File Under: Americana, roots rock

di Fabio Cerbone (28/02/2012)

Superstite di una stagione di "nuovi springsteeniani" fioriti all'alba degli anni Novanta, caso di improbabile sostituzione artistica, un po' come avvenne con il desaparecido Bob Dylan durante la turbolenta fase dei 70s, Martin Zellar festeggia le venticinque primavere di carriera musicale, in verità tornando ad incidere dal lontano 2002, ultimo segnale lanciato al mondo grazie a Scattered. Il songwriter di Minneapolis, già leader delle leggende locali Gear Daddies e poi titolare di qualche discreto lavoro solista (si ricorda soprattutto l'esordio per la Rykodisc, Born Under, era il 1994), ha letteralmente varcato da tempo la frontiera, vivendo oggi con la famiglia nel Messico centrale.

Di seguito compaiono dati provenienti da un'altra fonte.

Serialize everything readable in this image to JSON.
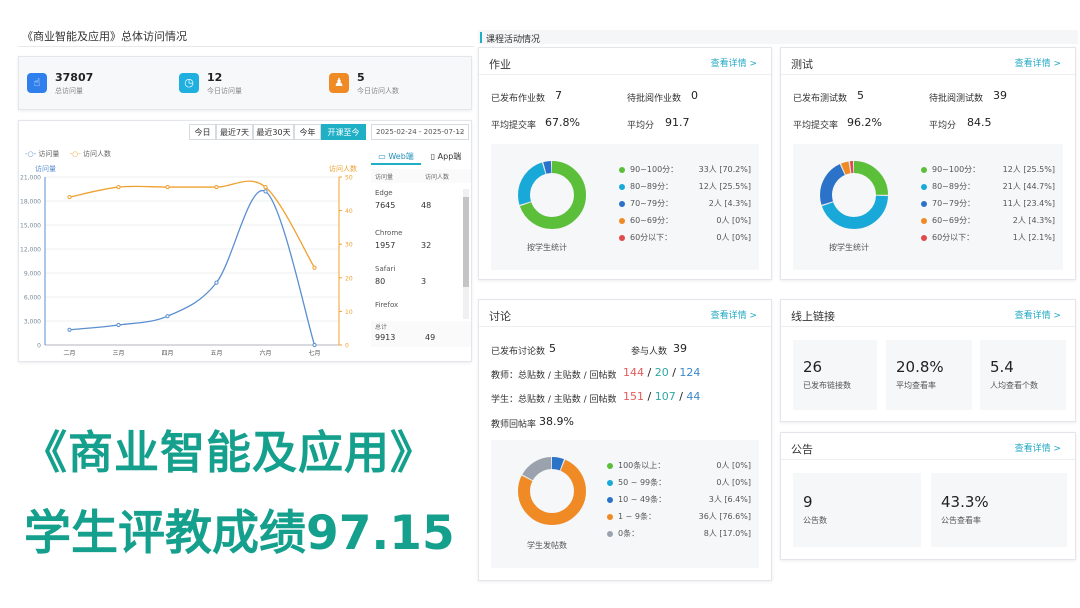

Il suo ritorno in patria ha dunque il sapore di un azzardo, un rimettersi in gioco che non prevede soltanto un nuovo album e una nuova produzione (questa volta in quel di Austin, con musicisti texani dal ricco pedigree), ma anche un piccolo tour che lo riporti lungo le highways americane abbandonate da una scelta di vita coraggiosa.

Impossibile prevederne gli effetti sulla sua persona e non chiedersi se rischi di farsi tornare la voglia della strada e del rock'n'roll; di certo però il suo Roosters Crow risulta una raccolta di ballate tutto cuore e spirito blue collar che non fa che ribadire le sue oneste origini, senza vergognarsi di accuse di scarsa originalità. Una piccola differenza però risalta agli occhi, basterebbe scorgere la lista dei musicisti con Lloyd Maines al dobro e pedal steel, Bukka Allen all'accordion e organo o lo stesso Pat Manske (Joe Ely, Flatlanders) che produce e imprime naturalmente un accento Americana al tutto. Brani come Seven Shades of Blue, Give & Take (All the Love that You Can), Where Did the Words Go? confermano la timida svolta roots (carattere che peraltro non è mai mancato al nostro) e certamente segnalano una scrittura più introspettiva, infarcendo Roosters Crow di tempi medi e ballate dai sentimentali contorni country rock (Took the Poison, Wore me Down, accoppiata non a caso posta ad apertura di raccolta, come una sorta di manifesto del nuovo corso).

Le chitarre elettriche tengono insomma il freno tirato, sono un po' come braci calde sotto la cenere: escono sulla distanza (I'm That Problem la più sbarazzina) e servono a far crescere il pathos. Martin Zellar d'altronde ha sempre mostrato una predilezione per certi crescendo romantici e la sua voce strozzata ma credibile in Running on Pure Fear e nella stessa title track torna esattamente all'evocata stagione di sbornia "springsteeniana", quando Will T Massey o Michael McDermott formavano una compagnia su cui scommettere. Se pensate però che Roosters Crow sia solamente uno sfogo di nostalgia vi sbagliate: c'è comunque una dignità - e anche una onesta forma artistica, va detto - che rende Martin Zellar e i suoi Hadways (c'è ancora la sezione ritmica formata da Dominic Ciola e Scott Wenum al suo fianco) outsiders per eccellenza.